Il giudice può ordinare la chiamata del terzo in ogni momento (art. 270 c.p.c.), anche quando è già preclusa la possibilità per il terzo di chiamare una parte. In seguito all’introduzione del sistema delle preclusioni taluni hanno ritenuto che queste operino una sorta di rimessioni in termini nei confronti della parte che trae un vantaggio dalla chiamata del terzo. È stato pertanto proposto di ridurre temporalmente il tempo fino al momento in cui le parti hanno ancora la possibilità di chiamare il terzo. Questa interpretazione non è stata accolta dalla giurisprudenza (questa mantiene l’interpretazione secondo cui il giudice ha la possibilità di ordinare la chiamata del terzo in ogni momento).
I poteri del terzo devono essere determinati dal tipo di situazione sostanziale in relazione al quale viene chiamato (situazione sostanziale cosiddett legittimante).
Il processo con cumulo di cause (oggettivo o soggettivo, o soggettivo e oggettivo) deve essere configurato come un unico processo, o come un fascio di processo che sono affiancati (tanti quante sono le situazioni sostanziali controverse)?

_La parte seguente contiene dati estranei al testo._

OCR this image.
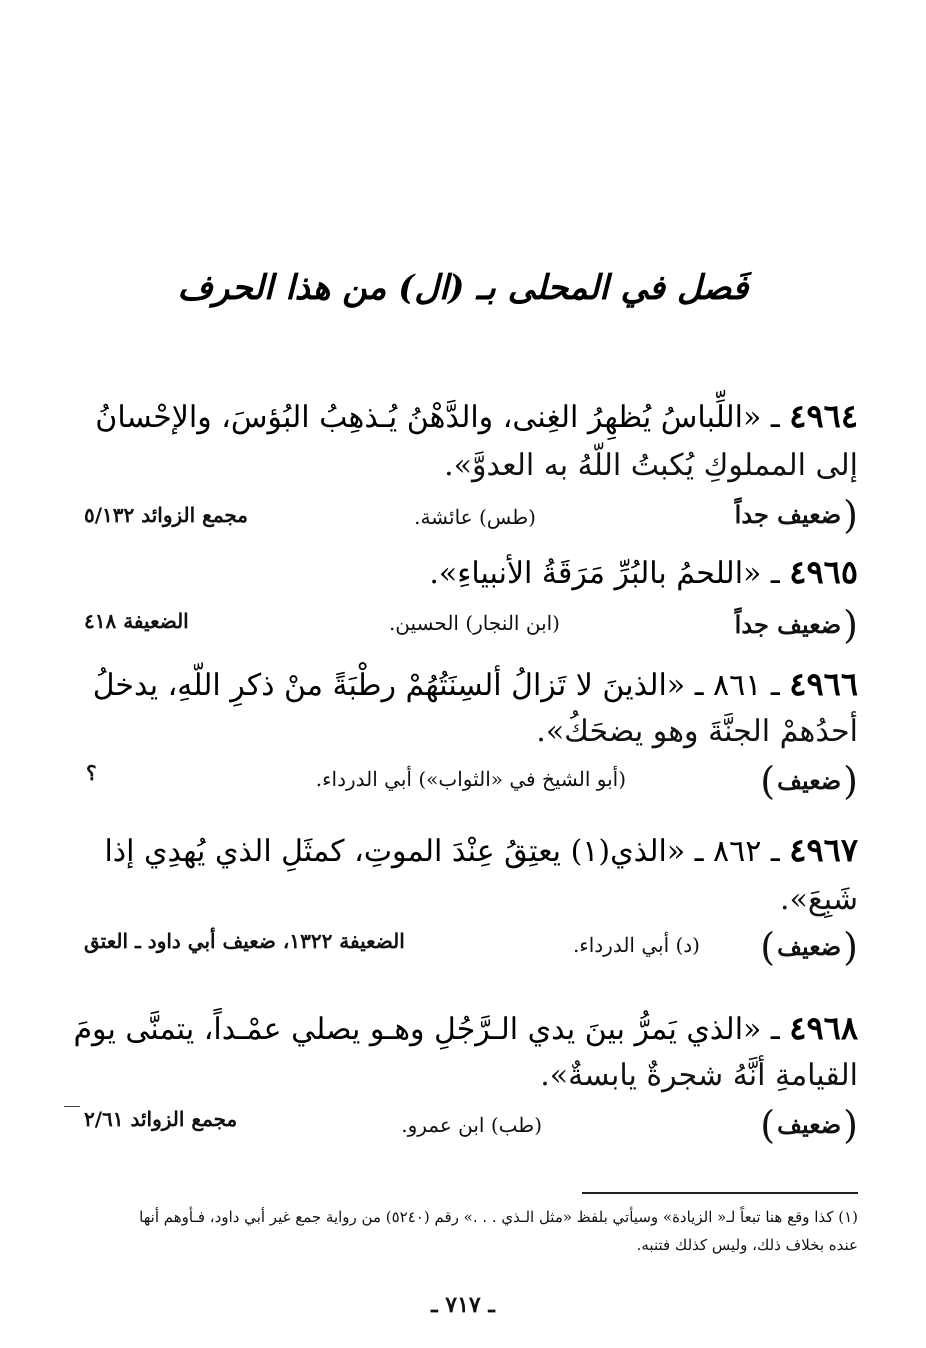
فَصل في المحلى بـ (ال) من هذا الحرف
٤٩٦٤ ـ «اللِّباسُ يُظهِرُ الغِنى، والدَّهْنُ يُـذهِبُ البُؤسَ، والإحْسانُ
إلى المملوكِ يُكبتُ اللّهُ به العدوَّ».
(
ضعيف جداً
(طس) عائشة.
مجمع الزوائد ٥/١٣٢
٤٩٦٥ ـ «اللحمُ بالبُرِّ مَرَقَةُ الأنبياءِ».
(
ضعيف جداً
(ابن النجار) الحسين.
الضعيفة ٤١٨
٤٩٦٦ ـ ٨٦١ ـ «الذينَ لا تَزالُ ألسِنَتُهُمْ رطْبَةً منْ ذكرِ اللّهِ، يدخلُ
أحدُهمْ الجنَّةَ وهو يضحَكُ».
(
ضعيف
)
(أبو الشيخ في «الثواب») أبي الدرداء.
؟
٤٩٦٧ ـ ٨٦٢ ـ «الذي(١) يعتِقُ عِنْدَ الموتِ، كمثَلِ الذي يُهدِي إذا
شَبِعَ».
(
ضعيف
)
(د) أبي الدرداء.
الضعيفة ١٣٢٢، ضعيف أبي داود ـ العتق
٤٩٦٨ ـ «الذي يَمرُّ بينَ يدي الـرَّجُلِ وهـو يصلي عمْـداً، يتمنَّى يومَ
القيامةِ أنَّهُ شجرةٌ يابسةٌ».
(
ضعيف
)
(طب) ابن عمرو.
مجمع الزوائد ٢/٦١
(١) كذا وقع هنا تبعاً لـ« الزيادة» وسيأتي بلفظ «مثل الـذي . . .» رقم (٥٢٤٠) من رواية جمع غير أبي داود، فـأوهم أنها
عنده بخلاف ذلك، وليس كذلك فتنبه.
ـ ٧١٧ ـ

Se si ammette che il processo sia un fascio di procedimenti che si svolgono contemporaneamente, allora è possibile che trovino applicazione degli istituti particolari soltanto con riferimento ad alcune delle domande cumulate (es. un soggetto che ha proposto più domande, potrebbe rinunciare agli atti del giudizio con riferimento ad una sola delle domande).